If I've completely misinterpreted you, my apologies. Is the following remark more or less right?
The more I read the Trinity study, the more I think people misinterpret it. The most important sentence is:
"The word planning is emphasized because of the great uncertainties in the stock and bond markets. Mid-course corrections likely will be required, with the actual dollar amounts withdrawn adjusted downward or upward relative to the plan. The investor needs to keep in mind that selection of a withdrawal rate is not a matter of contract but rather a matter of planning."
What the "4% SWR" means is not that you can treat a portfolio as if it were a guaranteed annuity.

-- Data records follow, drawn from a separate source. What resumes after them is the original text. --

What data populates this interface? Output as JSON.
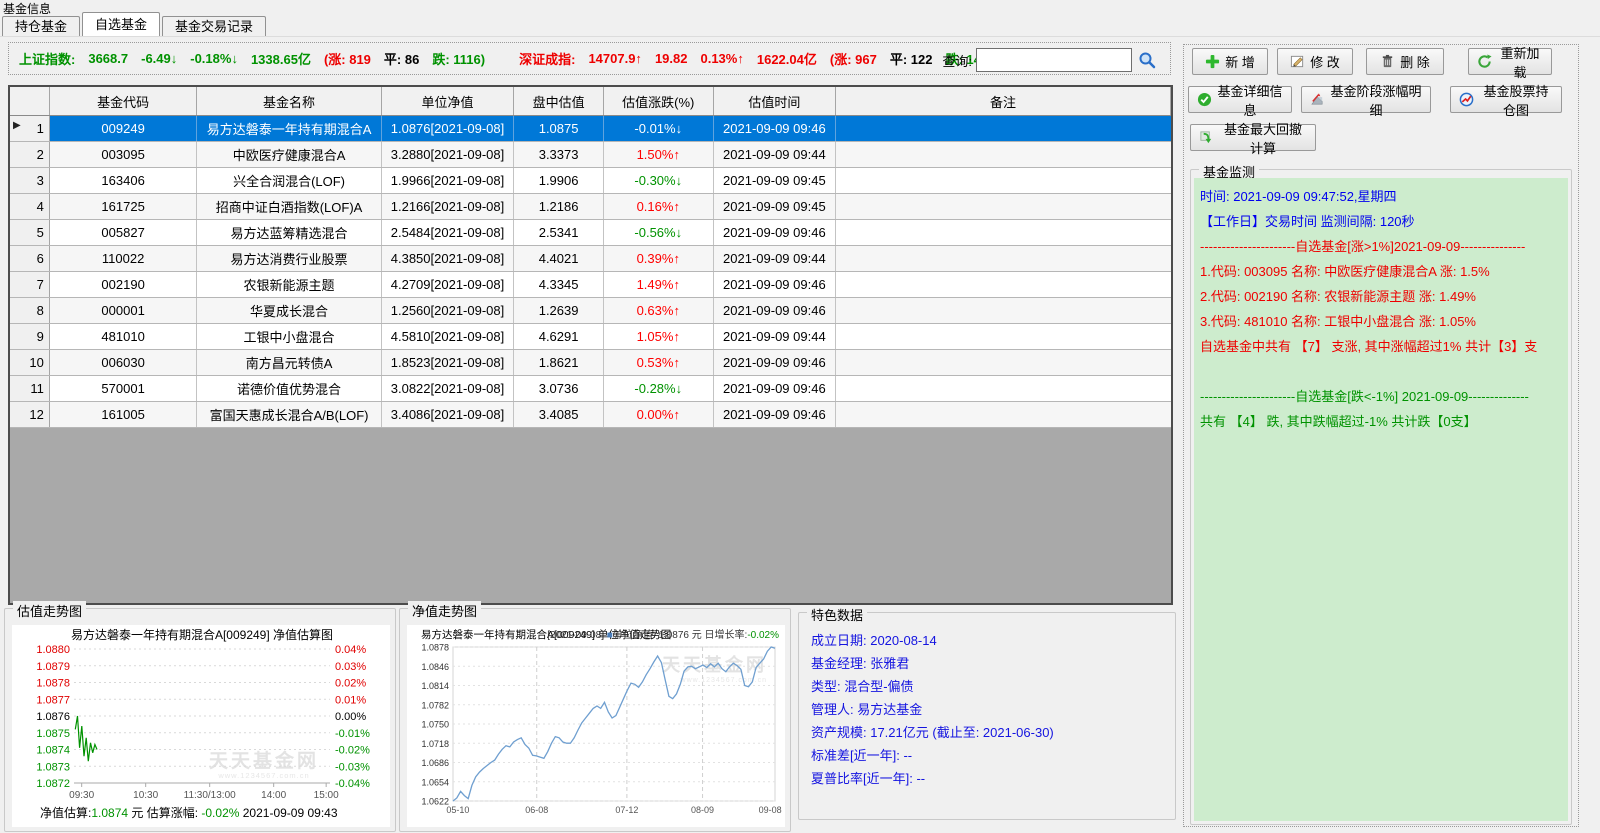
{
  "app": {
    "title_label": "基金信息"
  },
  "tabs": [
    {
      "label": "持仓基金"
    },
    {
      "label": "自选基金",
      "active": true
    },
    {
      "label": "基金交易记录"
    }
  ],
  "index_bar": {
    "sh_label": "上证指数:",
    "sh_value": "3668.7",
    "sh_chg": "-6.49↓",
    "sh_pct": "-0.18%↓",
    "sh_amt": "1338.65亿",
    "sh_up": "(涨: 819",
    "sh_flat": "平: 86",
    "sh_down": "跌: 1116)",
    "sz_label": "深证成指:",
    "sz_value": "14707.9↑",
    "sz_chg": "19.82",
    "sz_pct": "0.13%↑",
    "sz_amt": "1622.04亿",
    "sz_up": "(涨: 967",
    "sz_flat": "平: 122",
    "sz_down": "跌: 1440)",
    "query_label": "查询:",
    "query_value": ""
  },
  "table": {
    "headers": [
      "",
      "基金代码",
      "基金名称",
      "单位净值",
      "盘中估值",
      "估值涨跌(%)",
      "估值时间",
      "备注"
    ],
    "rows": [
      {
        "num": "1",
        "code": "009249",
        "name": "易方达磐泰一年持有期混合A",
        "nav": "1.0876[2021-09-08]",
        "est": "1.0875",
        "chg": "-0.01%↓",
        "trend": "down",
        "time": "2021-09-09 09:46",
        "remark": "",
        "selected": true
      },
      {
        "num": "2",
        "code": "003095",
        "name": "中欧医疗健康混合A",
        "nav": "3.2880[2021-09-08]",
        "est": "3.3373",
        "chg": "1.50%↑",
        "trend": "up",
        "time": "2021-09-09 09:44",
        "remark": ""
      },
      {
        "num": "3",
        "code": "163406",
        "name": "兴全合润混合(LOF)",
        "nav": "1.9966[2021-09-08]",
        "est": "1.9906",
        "chg": "-0.30%↓",
        "trend": "down",
        "time": "2021-09-09 09:45",
        "remark": ""
      },
      {
        "num": "4",
        "code": "161725",
        "name": "招商中证白酒指数(LOF)A",
        "nav": "1.2166[2021-09-08]",
        "est": "1.2186",
        "chg": "0.16%↑",
        "trend": "up",
        "time": "2021-09-09 09:45",
        "remark": ""
      },
      {
        "num": "5",
        "code": "005827",
        "name": "易方达蓝筹精选混合",
        "nav": "2.5484[2021-09-08]",
        "est": "2.5341",
        "chg": "-0.56%↓",
        "trend": "down",
        "time": "2021-09-09 09:46",
        "remark": ""
      },
      {
        "num": "6",
        "code": "110022",
        "name": "易方达消费行业股票",
        "nav": "4.3850[2021-09-08]",
        "est": "4.4021",
        "chg": "0.39%↑",
        "trend": "up",
        "time": "2021-09-09 09:44",
        "remark": ""
      },
      {
        "num": "7",
        "code": "002190",
        "name": "农银新能源主题",
        "nav": "4.2709[2021-09-08]",
        "est": "4.3345",
        "chg": "1.49%↑",
        "trend": "up",
        "time": "2021-09-09 09:46",
        "remark": ""
      },
      {
        "num": "8",
        "code": "000001",
        "name": "华夏成长混合",
        "nav": "1.2560[2021-09-08]",
        "est": "1.2639",
        "chg": "0.63%↑",
        "trend": "up",
        "time": "2021-09-09 09:46",
        "remark": ""
      },
      {
        "num": "9",
        "code": "481010",
        "name": "工银中小盘混合",
        "nav": "4.5810[2021-09-08]",
        "est": "4.6291",
        "chg": "1.05%↑",
        "trend": "up",
        "time": "2021-09-09 09:44",
        "remark": ""
      },
      {
        "num": "10",
        "code": "006030",
        "name": "南方昌元转债A",
        "nav": "1.8523[2021-09-08]",
        "est": "1.8621",
        "chg": "0.53%↑",
        "trend": "up",
        "time": "2021-09-09 09:46",
        "remark": ""
      },
      {
        "num": "11",
        "code": "570001",
        "name": "诺德价值优势混合",
        "nav": "3.0822[2021-09-08]",
        "est": "3.0736",
        "chg": "-0.28%↓",
        "trend": "down",
        "time": "2021-09-09 09:46",
        "remark": ""
      },
      {
        "num": "12",
        "code": "161005",
        "name": "富国天惠成长混合A/B(LOF)",
        "nav": "3.4086[2021-09-08]",
        "est": "3.4085",
        "chg": "0.00%↑",
        "trend": "up",
        "time": "2021-09-09 09:46",
        "remark": ""
      }
    ]
  },
  "toolbar": {
    "buttons": [
      {
        "label": "新 增",
        "icon": "plus-icon"
      },
      {
        "label": "修 改",
        "icon": "edit-icon"
      },
      {
        "label": "删 除",
        "icon": "delete-icon"
      },
      {
        "label": "重新加载",
        "icon": "reload-icon"
      },
      {
        "label": "基金详细信息",
        "icon": "check-circle-icon"
      },
      {
        "label": "基金阶段涨幅明细",
        "icon": "stage-chart-icon"
      },
      {
        "label": "基金股票持仓图",
        "icon": "holdings-chart-icon"
      },
      {
        "label": "基金最大回撤计算",
        "icon": "drawdown-icon"
      }
    ]
  },
  "groups": {
    "monitor": "基金监测",
    "est": "估值走势图",
    "nav": "净值走势图",
    "features": "特色数据"
  },
  "monitor": {
    "lines": [
      {
        "text": "时间: 2021-09-09 09:47:52,星期四",
        "color": "blue"
      },
      {
        "text": "【工作日】交易时间 监测间隔: 120秒",
        "color": "blue"
      },
      {
        "text": "----------------------自选基金[涨>1%]2021-09-09---------------",
        "color": "red"
      },
      {
        "text": "1.代码: 003095 名称: 中欧医疗健康混合A  涨: 1.5%",
        "color": "red"
      },
      {
        "text": "2.代码: 002190 名称: 农银新能源主题  涨: 1.49%",
        "color": "red"
      },
      {
        "text": "3.代码: 481010 名称: 工银中小盘混合  涨: 1.05%",
        "color": "red"
      },
      {
        "text": "自选基金中共有 【7】 支涨, 其中涨幅超过1% 共计【3】支",
        "color": "red"
      },
      {
        "text": "",
        "color": "red"
      },
      {
        "text": "----------------------自选基金[跌<-1%] 2021-09-09--------------",
        "color": "green"
      },
      {
        "text": "共有 【4】 跌, 其中跌幅超过-1% 共计跌【0支】",
        "color": "green"
      }
    ]
  },
  "features": {
    "lines": [
      "成立日期: 2020-08-14",
      "基金经理: 张雅君",
      "类型: 混合型-偏债",
      "管理人: 易方达基金",
      "资产规模: 17.21亿元 (截止至: 2021-06-30)",
      "标准差[近一年]: --",
      "夏普比率[近一年]: --"
    ]
  },
  "chart_data": [
    {
      "type": "line",
      "title": "易方达磐泰一年持有期混合A[009249] 净值估算图",
      "ylim": [
        1.0872,
        1.088
      ],
      "y_ticks_left": [
        "1.0880",
        "1.0879",
        "1.0878",
        "1.0877",
        "1.0876",
        "1.0875",
        "1.0874",
        "1.0873",
        "1.0872"
      ],
      "y_ticks_right": [
        "0.04%",
        "0.03%",
        "0.02%",
        "0.01%",
        "0.00%",
        "-0.01%",
        "-0.02%",
        "-0.03%",
        "-0.04%"
      ],
      "x_ticks": [
        "09:30",
        "10:30",
        "11:30/13:00",
        "14:00",
        "15:00"
      ],
      "x_tick_fracs": [
        0.03,
        0.28,
        0.53,
        0.78,
        0.985
      ],
      "series": [
        {
          "name": "净值估算",
          "color": "#009200",
          "x_span": [
            0.005,
            0.09
          ],
          "values": [
            1.08752,
            1.0876,
            1.08741,
            1.08754,
            1.08736,
            1.08747,
            1.08733,
            1.08744,
            1.08738,
            1.08743,
            1.0874
          ]
        }
      ],
      "watermark": "天天基金网",
      "watermark_sub": "www.1234567.com.cn",
      "status": [
        {
          "text": "净值估算:",
          "color": "#000000"
        },
        {
          "text": "1.0874",
          "color": "#009200"
        },
        {
          "text": " 元 估算涨幅: ",
          "color": "#000000"
        },
        {
          "text": "-0.02%",
          "color": "#009200"
        },
        {
          "text": " 2021-09-09 09:43",
          "color": "#000000"
        }
      ]
    },
    {
      "type": "line",
      "title": "易方达磐泰一年持有期混合A[009249] 单位净值走势图",
      "legend": [
        {
          "text": "[2021-09-08]  ",
          "color": "#333333"
        },
        {
          "text": "■",
          "color": "#4a7ebb"
        },
        {
          "text": "单位净值: 1.0876 元 日增长率:",
          "color": "#333333"
        },
        {
          "text": "-0.02%",
          "color": "#009200"
        }
      ],
      "ylim": [
        1.0622,
        1.0878
      ],
      "y_ticks": [
        "1.0878",
        "1.0846",
        "1.0814",
        "1.0782",
        "1.0750",
        "1.0718",
        "1.0686",
        "1.0654",
        "1.0622"
      ],
      "x_ticks": [
        "05-10",
        "06-08",
        "07-12",
        "08-09",
        "09-08"
      ],
      "x_tick_fracs": [
        0.015,
        0.26,
        0.54,
        0.775,
        0.985
      ],
      "series": [
        {
          "name": "单位净值",
          "color": "#6f9fd0",
          "values": [
            1.0622,
            1.0627,
            1.0638,
            1.0631,
            1.0626,
            1.0648,
            1.0662,
            1.067,
            1.0676,
            1.0681,
            1.0686,
            1.069,
            1.07,
            1.0708,
            1.0714,
            1.0712,
            1.072,
            1.0724,
            1.0727,
            1.0716,
            1.071,
            1.0698,
            1.0697,
            1.0695,
            1.0693,
            1.0704,
            1.0718,
            1.0729,
            1.0727,
            1.072,
            1.0718,
            1.0718,
            1.0727,
            1.074,
            1.0752,
            1.076,
            1.0768,
            1.0776,
            1.078,
            1.0776,
            1.0786,
            1.077,
            1.076,
            1.0764,
            1.0778,
            1.0792,
            1.0806,
            1.0818,
            1.0816,
            1.0811,
            1.082,
            1.0832,
            1.0842,
            1.0853,
            1.0863,
            1.0852,
            1.0824,
            1.0796,
            1.0792,
            1.08,
            1.0816,
            1.0838,
            1.0845,
            1.0846,
            1.0842,
            1.0845,
            1.0848,
            1.0844,
            1.085,
            1.0845,
            1.0851,
            1.0842,
            1.0837,
            1.0845,
            1.0851,
            1.0847,
            1.0841,
            1.0814,
            1.0812,
            1.082,
            1.0844,
            1.0851,
            1.0858,
            1.0871,
            1.0878,
            1.0876
          ]
        }
      ],
      "watermark": "天天基金网",
      "watermark_sub": "www.1234567.com.cn"
    }
  ],
  "colors": {
    "up": "#ff0000",
    "down": "#009200",
    "selected_row": "#0078d7",
    "monitor_bg": "#cdeccd",
    "blue_text": "#1414e0"
  }
}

I think all the authors meant is that if it is late 2008 and your stocks halve in value, you don't need to halve your spending instantly. It's OK to cross your fingers and continue spending according to the 4%-then-COLAed plan, even though it means dipping into capital, and it's OK to go on doing that for a while. They also meant to warn people against the much higher withdrawal rates that had been formerly recommended by people using simple amortization calculations that didn't take account of the "order-of-returns" effect.
Philip L. Cooley wrote:You have hit the nail on the head!
I've tried to explain that thought to journalists but they don't seem to get it. You've got it.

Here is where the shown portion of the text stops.